What is missing from this book is any acknowledgment that human beings may be able to cope with trauma successfully. Trauma is always injurious and the only ways of coping that are described are those that are ineffective and lead to the problems associated with the concept of dissociation. These negative effects include multiple identities, borderline personality disorder, post-traumatic stress disorder, and dissociative identity disorder. The causes are any childhood trauma, but the one most often mentioned and presented as a special destroyer is childhood sexual abuse.

If this scenario is taken seriously, it is difficult to figure out how the human race has survived for several millennia. The world is not a safe and secure place. Bad things happen. If trauma has such powerful effects leading to maladaptive behavior that never improves effective responses to the trauma, survival of the fittest would predict that the evolutionary advantage of the few that may cope well should result in ever-increasing numbers of successful copers, not in ever-increasing numbers of individuals who respond to trauma with dissociative phenomena.

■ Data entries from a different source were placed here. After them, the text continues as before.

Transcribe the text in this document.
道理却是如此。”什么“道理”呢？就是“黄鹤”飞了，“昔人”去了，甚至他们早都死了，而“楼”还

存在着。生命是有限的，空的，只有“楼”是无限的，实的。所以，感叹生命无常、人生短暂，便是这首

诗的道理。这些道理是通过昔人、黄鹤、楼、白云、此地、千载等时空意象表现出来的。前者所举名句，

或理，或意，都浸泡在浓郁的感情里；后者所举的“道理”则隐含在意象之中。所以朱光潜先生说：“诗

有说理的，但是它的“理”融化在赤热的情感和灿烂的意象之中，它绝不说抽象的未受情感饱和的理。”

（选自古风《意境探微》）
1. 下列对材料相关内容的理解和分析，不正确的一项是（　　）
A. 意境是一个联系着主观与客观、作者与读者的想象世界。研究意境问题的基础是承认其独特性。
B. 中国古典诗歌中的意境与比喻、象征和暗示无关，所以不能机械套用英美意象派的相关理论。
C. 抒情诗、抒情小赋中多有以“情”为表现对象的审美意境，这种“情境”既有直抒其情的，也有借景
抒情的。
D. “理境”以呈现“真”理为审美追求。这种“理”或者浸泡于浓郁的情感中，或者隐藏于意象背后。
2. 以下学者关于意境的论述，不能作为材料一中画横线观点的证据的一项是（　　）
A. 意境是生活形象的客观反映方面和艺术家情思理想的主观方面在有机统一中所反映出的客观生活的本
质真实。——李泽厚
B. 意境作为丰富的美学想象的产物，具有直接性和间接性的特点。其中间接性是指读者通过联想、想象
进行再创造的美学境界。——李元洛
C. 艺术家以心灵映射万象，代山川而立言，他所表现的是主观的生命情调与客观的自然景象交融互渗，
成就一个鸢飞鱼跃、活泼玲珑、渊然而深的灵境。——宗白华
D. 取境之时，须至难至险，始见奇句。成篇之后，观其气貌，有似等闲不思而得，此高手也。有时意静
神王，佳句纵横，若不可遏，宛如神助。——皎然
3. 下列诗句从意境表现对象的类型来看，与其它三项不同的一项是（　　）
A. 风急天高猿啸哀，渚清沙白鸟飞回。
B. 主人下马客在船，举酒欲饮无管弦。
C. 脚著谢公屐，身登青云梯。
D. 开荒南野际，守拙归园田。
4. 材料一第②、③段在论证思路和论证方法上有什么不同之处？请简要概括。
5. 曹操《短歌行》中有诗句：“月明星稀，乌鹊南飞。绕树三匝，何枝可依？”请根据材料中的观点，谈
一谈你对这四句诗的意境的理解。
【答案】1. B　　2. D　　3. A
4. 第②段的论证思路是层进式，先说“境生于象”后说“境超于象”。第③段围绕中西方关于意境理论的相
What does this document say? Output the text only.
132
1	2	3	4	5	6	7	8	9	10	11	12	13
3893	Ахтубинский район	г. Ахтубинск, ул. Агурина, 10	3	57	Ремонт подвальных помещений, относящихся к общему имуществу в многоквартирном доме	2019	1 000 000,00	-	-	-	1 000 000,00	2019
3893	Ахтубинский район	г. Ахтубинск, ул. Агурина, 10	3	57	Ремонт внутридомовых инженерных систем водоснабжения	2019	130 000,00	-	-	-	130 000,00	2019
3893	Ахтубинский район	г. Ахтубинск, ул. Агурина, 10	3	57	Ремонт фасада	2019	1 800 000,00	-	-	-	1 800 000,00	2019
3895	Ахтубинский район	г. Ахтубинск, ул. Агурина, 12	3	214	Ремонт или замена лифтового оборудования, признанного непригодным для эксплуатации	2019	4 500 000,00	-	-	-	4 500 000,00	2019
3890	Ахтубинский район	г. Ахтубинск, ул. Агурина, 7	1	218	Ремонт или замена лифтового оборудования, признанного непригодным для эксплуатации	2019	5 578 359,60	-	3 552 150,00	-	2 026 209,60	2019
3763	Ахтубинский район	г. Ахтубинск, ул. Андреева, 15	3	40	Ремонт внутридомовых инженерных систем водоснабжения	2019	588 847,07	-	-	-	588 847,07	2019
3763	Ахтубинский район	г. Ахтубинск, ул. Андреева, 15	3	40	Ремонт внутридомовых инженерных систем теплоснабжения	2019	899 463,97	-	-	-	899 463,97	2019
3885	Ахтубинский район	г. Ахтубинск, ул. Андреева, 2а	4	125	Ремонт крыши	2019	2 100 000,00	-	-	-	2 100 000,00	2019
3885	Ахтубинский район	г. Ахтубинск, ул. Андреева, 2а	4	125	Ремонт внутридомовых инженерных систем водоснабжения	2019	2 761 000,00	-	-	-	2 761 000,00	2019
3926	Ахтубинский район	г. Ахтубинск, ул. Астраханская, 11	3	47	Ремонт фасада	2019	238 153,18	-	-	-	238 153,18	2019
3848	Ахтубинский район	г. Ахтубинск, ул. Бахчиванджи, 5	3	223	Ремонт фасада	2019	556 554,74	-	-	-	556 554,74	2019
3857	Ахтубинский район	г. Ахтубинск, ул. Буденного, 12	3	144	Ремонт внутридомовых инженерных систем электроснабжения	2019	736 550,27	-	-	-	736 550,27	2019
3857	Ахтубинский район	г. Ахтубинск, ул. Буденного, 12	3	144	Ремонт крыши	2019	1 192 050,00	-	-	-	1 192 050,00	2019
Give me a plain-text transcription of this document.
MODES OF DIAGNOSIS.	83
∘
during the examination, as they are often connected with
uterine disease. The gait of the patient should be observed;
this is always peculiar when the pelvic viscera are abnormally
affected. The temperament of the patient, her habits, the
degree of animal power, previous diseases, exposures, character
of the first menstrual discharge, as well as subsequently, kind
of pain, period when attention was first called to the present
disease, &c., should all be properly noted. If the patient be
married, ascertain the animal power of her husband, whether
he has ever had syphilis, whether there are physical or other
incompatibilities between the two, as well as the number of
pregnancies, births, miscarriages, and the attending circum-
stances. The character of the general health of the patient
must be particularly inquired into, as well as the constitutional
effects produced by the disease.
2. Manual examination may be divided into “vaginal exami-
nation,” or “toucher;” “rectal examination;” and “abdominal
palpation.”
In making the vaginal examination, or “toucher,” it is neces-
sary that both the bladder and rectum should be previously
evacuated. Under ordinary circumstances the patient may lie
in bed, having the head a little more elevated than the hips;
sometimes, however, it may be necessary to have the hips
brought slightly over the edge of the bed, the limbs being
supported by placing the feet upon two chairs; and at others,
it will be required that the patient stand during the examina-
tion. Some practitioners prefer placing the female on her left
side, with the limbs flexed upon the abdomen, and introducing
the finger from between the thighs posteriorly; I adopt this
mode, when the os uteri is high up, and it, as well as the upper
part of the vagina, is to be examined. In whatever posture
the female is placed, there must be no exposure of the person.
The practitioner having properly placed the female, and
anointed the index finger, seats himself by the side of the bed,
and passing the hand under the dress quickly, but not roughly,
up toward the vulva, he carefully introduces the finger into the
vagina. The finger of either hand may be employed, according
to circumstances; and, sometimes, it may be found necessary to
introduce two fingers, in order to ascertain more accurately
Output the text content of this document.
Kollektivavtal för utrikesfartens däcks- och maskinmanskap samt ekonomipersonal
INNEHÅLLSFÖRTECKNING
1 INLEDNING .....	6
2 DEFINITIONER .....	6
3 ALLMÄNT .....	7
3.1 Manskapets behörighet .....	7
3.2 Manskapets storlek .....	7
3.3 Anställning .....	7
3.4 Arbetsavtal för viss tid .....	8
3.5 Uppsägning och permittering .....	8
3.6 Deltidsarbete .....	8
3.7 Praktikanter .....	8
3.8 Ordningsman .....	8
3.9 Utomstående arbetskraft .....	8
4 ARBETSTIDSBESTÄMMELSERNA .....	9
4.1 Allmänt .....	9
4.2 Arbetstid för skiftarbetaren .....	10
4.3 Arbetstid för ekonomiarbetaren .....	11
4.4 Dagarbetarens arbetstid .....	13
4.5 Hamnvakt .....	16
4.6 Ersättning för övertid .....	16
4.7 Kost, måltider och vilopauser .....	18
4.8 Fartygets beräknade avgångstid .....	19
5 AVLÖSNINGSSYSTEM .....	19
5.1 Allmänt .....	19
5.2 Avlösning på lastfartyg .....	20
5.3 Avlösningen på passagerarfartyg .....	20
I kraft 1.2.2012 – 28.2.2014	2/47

No credible data relating to the outcome and the efficacy and utility of suggested treatments are presented beyond a brief discussion of the behavioral technique of flooding. Other treatment suggestions are built on the questionable dogma that insight and understanding are restorative. Here only anecdotal material, including a few case studies, are offered to support such therapy. This book is a profoundly grim and limited view of human capacity, courage, and coping with a real world of sufficient lawfulness that a good life for human beings is possible.

Reviewed by Ralph Underwager, Institute for Psychological Therapies, Northfield, Minnesota.